Sur les frais de l’instance :
11. M. B étant admis au bénéfice de l’aide juridictionnelle à titre provisoire, son avocat peut se prévaloir des dispositions de l’article L. 761-1 du code de justice administrative et de l’article 37 de la loi du 10 juillet 1991. Il y a lieu, dans les circonstances de l’espèce, sous réserve de l’admission définitive de l’intéressé à l’aide juridictionnelle et sous réserve que Me Airiau, avocat du requérant, renonce à percevoir la somme correspondant à la part contributive de l’Etat au titre de l’aide juridictionnelle, de mettre à la charge de l’Etat le versement à Me Airiau de la somme de 1 000 euros hors taxe.

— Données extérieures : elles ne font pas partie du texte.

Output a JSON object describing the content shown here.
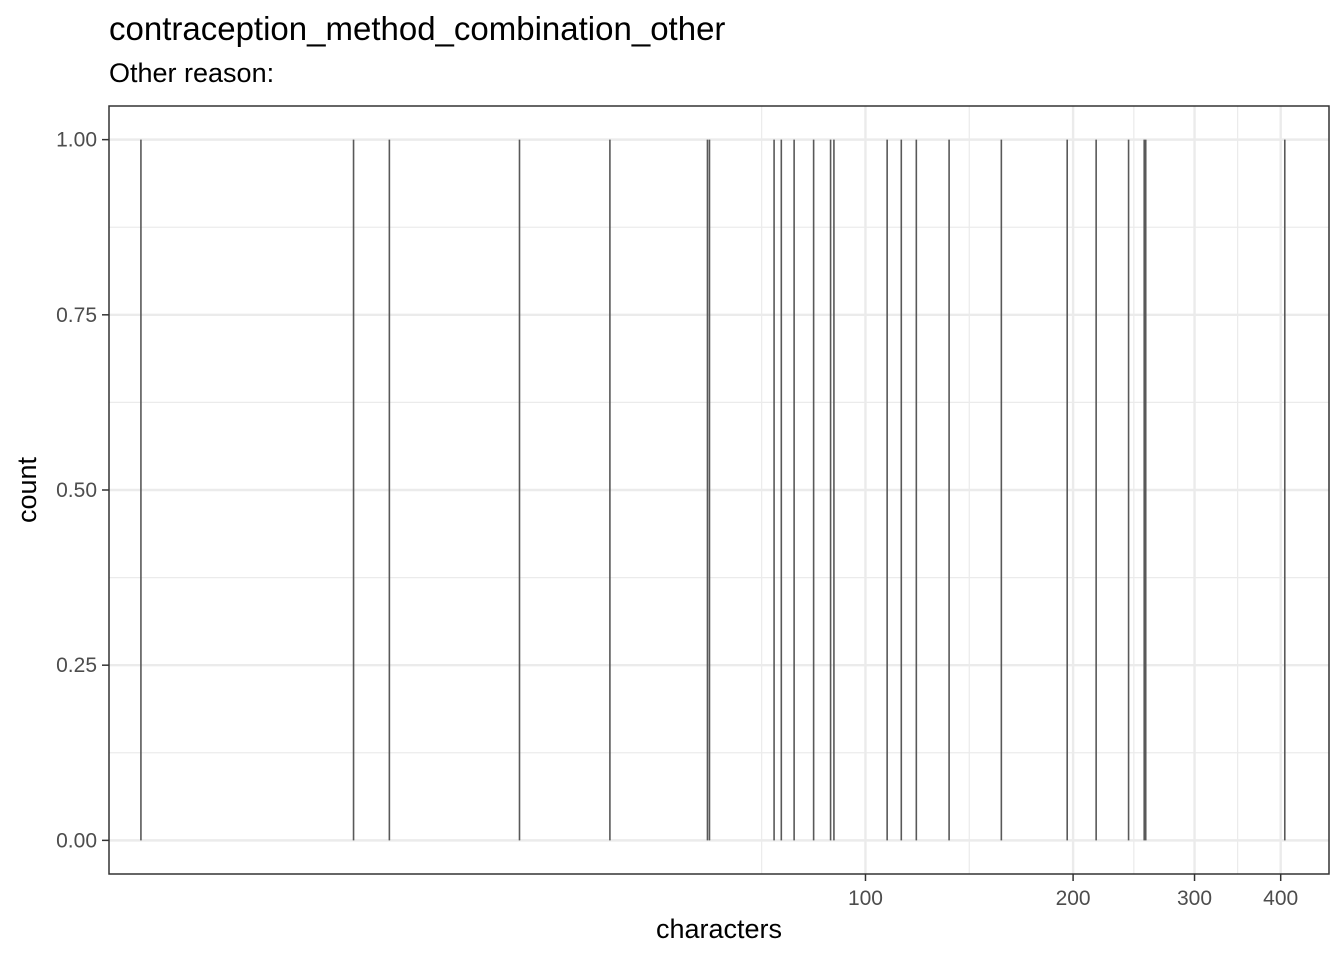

Dans l’hypothèse où l’aide juridictionnelle ne lui serait pas accordée par le bureau d’aide juridictionnelle, cette somme sera versée à M. B.
D E C I D E :
Article 1 : M. B est admis au bénéfice de l’aide juridictionnelle provisoire.
Article 2 : Les arrêtés du 21 novembre 2024 par lesquels le préfet du Bas-Rhin, d’une part, a obligé M. B à quitter le territoire français sans délai de départ volontaire, a fixé le pays de destination et a prononcé une interdiction de retour sur le territoire français pendant une durée de deux ans et, d’autre part, l’a assigné à résidence pour une durée de quarante-cinq jours, sont annulés.
Article 3 : Il est enjoint au préfet du Bas-Rhin de réexaminer la situation de M. B dans le délai de deux mois à compter de la notification du présent jugement et de lui délivrer, dans l’attente, et sans délai, une autorisation provisoire de séjour.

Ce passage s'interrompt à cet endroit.